我一直在寻找一种使用numpy保存json数据的方法，同时保留numpy易于阅读的漂亮打印格式。

受this answer的启发，我选择使用pprint而不是base64以所需的格式写数据，因此给出：

import numpy as np
data = np.random.random((1,3,2))

磁盘上生成的文件应类似于：

{
    "__dtype__": "float64", 
    "__ndarray__": [[[0.7672818918130646 , 0.6846412220229668 ],
                     [0.7082023466738064 , 0.0896531267221291 ],
                     [0.43898454934160147, 0.9245898883694668 ]]]
}

出现了一些打

虽然json可以读入格式为[[...]]的列表列表，但是numpy的浮点格式存在问题。例如，[[0., 0., 0.]]读回时会产生错误，而[[0.0, 0.0, 0.0]]会很好。
pformat将输出array([[0., 0., 0.]])，其中必须array()进行解析，否则json在读回数据时会引发错误。
< / li>

要解决这些问题，我必须进行一些字符串解析，这导致我的当前代码如下：

import json, sys
import numpy as np
import pprint as pp

# Set numpy's printoptions to display all the data with max precision
np.set_printoptions(threshold=np.inf,
                    linewidth=sys.maxsize,
                    suppress=True,
                    nanstr='0.0',
                    infstr='0.0', 
                    precision=np.finfo(np.longdouble).precision)     



# Modified version of Adam Hughes's https://stackoverflow.com/a/27948073/1429402
def save_formatted(fname,data):

    class NumpyEncoder(json.JSONEncoder):
        def default(self, obj):
            if isinstance(obj, np.ndarray):
                return {'__ndarray__': self.numpy_to_string(obj),
                        '__dtype__': str(obj.dtype)}            

            return json.JSONEncoder.default(self, obj)


        def numpy_to_string(self,data):
            ''' Use pprint to generate a nicely formatted string
            '''

            # Get rid of array(...) and keep only [[...]]
            f = pp.pformat(data, width=sys.maxsize)
            f = f[6:-1].splitlines() # get rid of array(...) and keep only [[...]]

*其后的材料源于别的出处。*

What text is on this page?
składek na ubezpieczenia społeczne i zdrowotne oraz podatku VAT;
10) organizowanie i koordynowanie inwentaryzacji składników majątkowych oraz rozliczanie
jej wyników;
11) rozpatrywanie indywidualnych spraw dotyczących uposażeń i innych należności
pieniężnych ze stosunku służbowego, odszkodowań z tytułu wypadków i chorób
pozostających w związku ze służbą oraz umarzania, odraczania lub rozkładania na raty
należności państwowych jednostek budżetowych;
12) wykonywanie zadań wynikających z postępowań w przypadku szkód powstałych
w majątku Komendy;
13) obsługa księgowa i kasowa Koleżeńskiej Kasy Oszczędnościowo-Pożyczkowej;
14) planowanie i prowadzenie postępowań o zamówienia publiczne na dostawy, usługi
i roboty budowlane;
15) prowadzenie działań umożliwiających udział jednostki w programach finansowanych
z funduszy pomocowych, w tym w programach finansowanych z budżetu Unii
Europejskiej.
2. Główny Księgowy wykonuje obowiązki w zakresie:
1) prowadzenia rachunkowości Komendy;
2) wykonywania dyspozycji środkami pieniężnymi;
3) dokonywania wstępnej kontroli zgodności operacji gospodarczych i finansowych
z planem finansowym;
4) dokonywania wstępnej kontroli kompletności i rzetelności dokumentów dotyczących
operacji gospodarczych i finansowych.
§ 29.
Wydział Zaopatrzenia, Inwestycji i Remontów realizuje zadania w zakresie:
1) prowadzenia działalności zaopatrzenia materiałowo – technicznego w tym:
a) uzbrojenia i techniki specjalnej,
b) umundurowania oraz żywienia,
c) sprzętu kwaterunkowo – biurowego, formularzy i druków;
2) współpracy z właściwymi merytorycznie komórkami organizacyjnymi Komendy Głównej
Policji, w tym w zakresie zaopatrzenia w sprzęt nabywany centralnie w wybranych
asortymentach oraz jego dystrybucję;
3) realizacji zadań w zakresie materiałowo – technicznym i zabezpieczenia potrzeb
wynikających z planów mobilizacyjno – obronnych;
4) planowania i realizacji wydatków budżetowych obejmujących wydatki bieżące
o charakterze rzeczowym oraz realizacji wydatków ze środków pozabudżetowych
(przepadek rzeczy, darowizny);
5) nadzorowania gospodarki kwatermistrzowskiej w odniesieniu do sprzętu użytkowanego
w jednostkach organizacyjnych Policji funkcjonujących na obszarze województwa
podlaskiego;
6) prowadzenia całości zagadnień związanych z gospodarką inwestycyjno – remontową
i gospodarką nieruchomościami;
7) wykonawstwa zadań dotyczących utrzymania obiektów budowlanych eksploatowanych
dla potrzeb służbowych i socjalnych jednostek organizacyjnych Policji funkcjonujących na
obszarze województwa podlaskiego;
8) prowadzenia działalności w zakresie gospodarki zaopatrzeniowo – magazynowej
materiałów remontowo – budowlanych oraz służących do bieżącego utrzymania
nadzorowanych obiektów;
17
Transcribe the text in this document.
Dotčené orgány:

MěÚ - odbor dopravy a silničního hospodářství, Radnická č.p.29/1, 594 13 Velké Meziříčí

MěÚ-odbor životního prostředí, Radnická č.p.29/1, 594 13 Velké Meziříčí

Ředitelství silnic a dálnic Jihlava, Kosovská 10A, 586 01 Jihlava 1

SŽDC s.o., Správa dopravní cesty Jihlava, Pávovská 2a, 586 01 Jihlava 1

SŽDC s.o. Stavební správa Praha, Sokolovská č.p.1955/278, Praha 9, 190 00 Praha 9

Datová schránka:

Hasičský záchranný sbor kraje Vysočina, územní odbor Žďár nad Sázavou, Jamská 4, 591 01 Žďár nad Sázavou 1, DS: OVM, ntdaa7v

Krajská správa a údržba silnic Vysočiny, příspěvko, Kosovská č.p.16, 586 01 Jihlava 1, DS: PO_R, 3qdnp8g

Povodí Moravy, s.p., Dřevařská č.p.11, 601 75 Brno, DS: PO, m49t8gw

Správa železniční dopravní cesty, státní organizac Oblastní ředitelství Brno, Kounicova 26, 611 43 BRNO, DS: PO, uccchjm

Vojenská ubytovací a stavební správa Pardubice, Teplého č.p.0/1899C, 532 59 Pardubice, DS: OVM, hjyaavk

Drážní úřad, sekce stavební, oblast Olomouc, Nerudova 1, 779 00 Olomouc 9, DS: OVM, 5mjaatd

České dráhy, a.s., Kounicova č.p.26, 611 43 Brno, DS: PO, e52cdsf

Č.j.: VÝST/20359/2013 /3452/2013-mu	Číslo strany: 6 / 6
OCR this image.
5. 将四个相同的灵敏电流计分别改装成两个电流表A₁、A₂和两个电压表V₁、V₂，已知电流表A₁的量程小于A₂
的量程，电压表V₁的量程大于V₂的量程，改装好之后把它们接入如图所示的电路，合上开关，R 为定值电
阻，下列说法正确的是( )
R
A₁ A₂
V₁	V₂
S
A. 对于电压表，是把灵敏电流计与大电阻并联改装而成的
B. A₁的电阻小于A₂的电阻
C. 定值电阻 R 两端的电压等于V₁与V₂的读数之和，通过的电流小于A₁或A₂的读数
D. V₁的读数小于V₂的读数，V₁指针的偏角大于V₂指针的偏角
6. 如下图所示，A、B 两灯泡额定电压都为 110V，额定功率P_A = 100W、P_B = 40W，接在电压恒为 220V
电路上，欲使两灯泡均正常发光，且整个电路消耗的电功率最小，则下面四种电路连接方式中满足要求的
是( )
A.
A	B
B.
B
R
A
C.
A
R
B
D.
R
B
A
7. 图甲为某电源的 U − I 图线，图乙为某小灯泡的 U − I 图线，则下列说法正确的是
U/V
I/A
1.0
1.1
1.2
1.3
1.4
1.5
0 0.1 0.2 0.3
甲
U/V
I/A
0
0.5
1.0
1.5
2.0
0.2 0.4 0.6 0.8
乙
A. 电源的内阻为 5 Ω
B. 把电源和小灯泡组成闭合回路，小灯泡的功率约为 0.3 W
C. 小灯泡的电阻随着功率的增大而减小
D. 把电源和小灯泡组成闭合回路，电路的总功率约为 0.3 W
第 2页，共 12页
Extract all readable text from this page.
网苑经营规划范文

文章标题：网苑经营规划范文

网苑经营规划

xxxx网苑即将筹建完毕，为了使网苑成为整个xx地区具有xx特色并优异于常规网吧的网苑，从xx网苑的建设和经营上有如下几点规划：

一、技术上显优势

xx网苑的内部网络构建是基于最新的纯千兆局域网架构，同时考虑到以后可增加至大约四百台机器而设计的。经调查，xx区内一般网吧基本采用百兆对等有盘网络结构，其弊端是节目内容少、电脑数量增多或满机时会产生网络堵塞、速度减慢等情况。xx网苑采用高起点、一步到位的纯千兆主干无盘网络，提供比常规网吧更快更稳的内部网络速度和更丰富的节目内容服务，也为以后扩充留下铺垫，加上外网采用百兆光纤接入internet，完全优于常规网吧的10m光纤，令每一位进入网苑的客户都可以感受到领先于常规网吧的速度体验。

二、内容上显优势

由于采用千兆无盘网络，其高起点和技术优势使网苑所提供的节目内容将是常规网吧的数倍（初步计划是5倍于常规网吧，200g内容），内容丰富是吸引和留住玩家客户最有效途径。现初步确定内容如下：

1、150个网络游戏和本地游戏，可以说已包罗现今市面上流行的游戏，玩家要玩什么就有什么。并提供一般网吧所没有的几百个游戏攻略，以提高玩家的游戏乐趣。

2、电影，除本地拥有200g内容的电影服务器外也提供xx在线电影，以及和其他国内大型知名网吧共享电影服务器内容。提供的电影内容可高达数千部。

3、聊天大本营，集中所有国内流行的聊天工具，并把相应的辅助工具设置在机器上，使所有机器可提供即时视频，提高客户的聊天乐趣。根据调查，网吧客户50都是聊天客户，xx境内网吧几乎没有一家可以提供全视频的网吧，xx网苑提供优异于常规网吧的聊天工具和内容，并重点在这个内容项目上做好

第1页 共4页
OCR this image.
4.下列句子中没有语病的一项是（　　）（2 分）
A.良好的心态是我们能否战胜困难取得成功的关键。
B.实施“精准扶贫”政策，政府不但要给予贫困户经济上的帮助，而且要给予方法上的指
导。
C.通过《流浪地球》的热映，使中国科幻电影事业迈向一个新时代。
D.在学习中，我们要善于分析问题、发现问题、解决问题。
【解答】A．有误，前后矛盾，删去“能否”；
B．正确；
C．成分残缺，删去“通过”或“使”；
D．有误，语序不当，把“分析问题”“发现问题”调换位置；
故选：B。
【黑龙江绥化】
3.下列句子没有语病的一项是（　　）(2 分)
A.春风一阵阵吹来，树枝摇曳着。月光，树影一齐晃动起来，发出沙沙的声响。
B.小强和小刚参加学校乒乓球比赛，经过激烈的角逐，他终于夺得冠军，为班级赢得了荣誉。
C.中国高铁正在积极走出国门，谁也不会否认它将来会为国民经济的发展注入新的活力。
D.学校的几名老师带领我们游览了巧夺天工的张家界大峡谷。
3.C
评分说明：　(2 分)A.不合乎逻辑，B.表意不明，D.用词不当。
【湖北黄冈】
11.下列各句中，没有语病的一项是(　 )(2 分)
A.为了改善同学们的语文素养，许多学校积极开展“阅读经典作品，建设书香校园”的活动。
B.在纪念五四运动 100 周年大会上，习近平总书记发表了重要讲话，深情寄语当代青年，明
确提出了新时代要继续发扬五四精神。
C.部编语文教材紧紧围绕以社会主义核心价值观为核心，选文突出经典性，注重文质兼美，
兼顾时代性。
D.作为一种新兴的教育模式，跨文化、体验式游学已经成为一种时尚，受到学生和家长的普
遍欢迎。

            # Remove identation caused by printing "array(" 
            for i in xrange(1,len(f)):
                f[i] = f[i][6:]

            return '\n'.join(f)


    # Parse json stream and fix formatting.
    # JSON doesn't support float arrays written as [0., 0., 0.]
    # so we look for the problematic numpy print syntax and correct
    # it to be readable natively by JSON, in this case: [0.0, 0.0, 0.0]
    with open(fname,'w') as io:
        for line in json.dumps(data, sort_keys=False, indent=4, cls=NumpyEncoder).splitlines():
            if '"__ndarray__": "' in line:
                index = line.index('"__ndarray__": "')
                lines = line.split('"__ndarray__": "')[-1][:-1]
                lines = lines.replace('. ','.0')  # convert occurences of ". " to ".0"    ex: 3. , 2. ]
                lines = lines.replace('.,','.0,') # convert occurences of ".," to ".0,"   ex: 3., 2.,
                lines = lines.replace('.]','.0]') # convert occurences of ".]" to ".0],"  ex: 3., 2.]
                lines = lines.split('\\n')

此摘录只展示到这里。